Böyle Giderse Televizyon Başından Kalkamayacağız



Önceden 1 dizim var haftada salı günleri onu seyrediyorum sadece derdim. Derdim diyorum ya o geçmişte kaldı çünkü. Şimdi bakıyorum, diziler birbiri ardına patlıyor kanallarda. Hızına yetişemez olduk resmen. Hangi birini izleyeceğimizi şaşırdık. Hatta öyle ki reklam gelse de diğer kanaldakine bi göz atsak diye reklamları bekler olduk:)

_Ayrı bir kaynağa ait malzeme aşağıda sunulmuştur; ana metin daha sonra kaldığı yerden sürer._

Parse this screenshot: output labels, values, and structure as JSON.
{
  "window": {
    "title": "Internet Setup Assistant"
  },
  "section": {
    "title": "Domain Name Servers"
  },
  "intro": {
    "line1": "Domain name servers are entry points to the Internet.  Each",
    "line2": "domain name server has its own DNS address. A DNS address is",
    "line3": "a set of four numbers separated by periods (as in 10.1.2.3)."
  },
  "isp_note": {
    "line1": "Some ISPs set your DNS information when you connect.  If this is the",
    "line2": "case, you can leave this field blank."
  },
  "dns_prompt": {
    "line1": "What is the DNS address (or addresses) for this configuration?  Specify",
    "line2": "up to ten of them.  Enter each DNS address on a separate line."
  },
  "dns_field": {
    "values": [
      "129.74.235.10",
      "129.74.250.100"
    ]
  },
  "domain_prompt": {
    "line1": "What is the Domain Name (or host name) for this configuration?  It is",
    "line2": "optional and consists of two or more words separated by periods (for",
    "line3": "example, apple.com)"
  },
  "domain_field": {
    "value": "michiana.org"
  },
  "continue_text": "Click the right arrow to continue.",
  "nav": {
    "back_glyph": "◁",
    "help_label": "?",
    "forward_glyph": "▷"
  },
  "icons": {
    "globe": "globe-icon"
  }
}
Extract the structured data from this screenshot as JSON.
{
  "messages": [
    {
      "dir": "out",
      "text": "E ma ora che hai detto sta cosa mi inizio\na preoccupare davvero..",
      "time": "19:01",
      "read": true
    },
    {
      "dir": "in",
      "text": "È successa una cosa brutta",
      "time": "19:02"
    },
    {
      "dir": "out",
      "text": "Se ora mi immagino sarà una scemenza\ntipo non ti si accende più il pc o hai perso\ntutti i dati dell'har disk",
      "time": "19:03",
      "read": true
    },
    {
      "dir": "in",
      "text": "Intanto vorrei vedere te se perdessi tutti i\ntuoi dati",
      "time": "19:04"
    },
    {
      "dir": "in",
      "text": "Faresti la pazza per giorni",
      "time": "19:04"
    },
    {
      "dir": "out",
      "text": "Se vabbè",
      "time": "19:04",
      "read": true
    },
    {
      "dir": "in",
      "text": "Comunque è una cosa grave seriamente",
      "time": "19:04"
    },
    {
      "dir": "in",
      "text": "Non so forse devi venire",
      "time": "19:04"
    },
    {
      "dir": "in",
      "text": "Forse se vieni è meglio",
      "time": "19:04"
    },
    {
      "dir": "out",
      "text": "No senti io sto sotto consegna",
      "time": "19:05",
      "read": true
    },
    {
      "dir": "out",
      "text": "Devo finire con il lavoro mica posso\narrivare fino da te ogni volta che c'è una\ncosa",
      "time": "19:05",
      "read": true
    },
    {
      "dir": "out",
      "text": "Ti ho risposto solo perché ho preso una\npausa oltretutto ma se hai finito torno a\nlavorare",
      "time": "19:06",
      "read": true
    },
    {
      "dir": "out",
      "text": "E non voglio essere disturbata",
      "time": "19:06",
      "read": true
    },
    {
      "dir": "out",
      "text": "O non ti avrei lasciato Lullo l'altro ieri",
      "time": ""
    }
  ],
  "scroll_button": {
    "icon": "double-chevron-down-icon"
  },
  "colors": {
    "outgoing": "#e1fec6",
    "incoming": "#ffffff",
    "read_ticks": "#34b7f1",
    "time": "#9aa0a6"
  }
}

Şaka bir yana siz de farketmişsinizdir. bu sene gerçekten iddialı diziler girdi ekrana. Ben de birlikte bir kritik yapalım, kimler neler izliyormuş bakalım diye bu yazıyı yazmaya karar verdim.

Önce geçen sezondan kalıp yeni dönem açılışlarını yapan dizilerden başlayalım. İçlerinde en parlağı kuşkusuz Muhteşem Yüzyıl dı. Kadrosuna dahil ettiği yeni oyuncuları ve entrika dolu senaryosuyla bu yılda malum gözde olmaya devam edecek gibi.

Öyle Bir Geçer Zaman ki de en çok diziye yeni katılan Aylin'in kızı Deniz'i sevdim. Boncuk gözleri, tatlı gülüşüyle diziden ayrılan annesini aratmıyor. Ama oyuncu kadrosu bir hayli değişmiş. Takipçileri devam eder mi bilmiyorum:)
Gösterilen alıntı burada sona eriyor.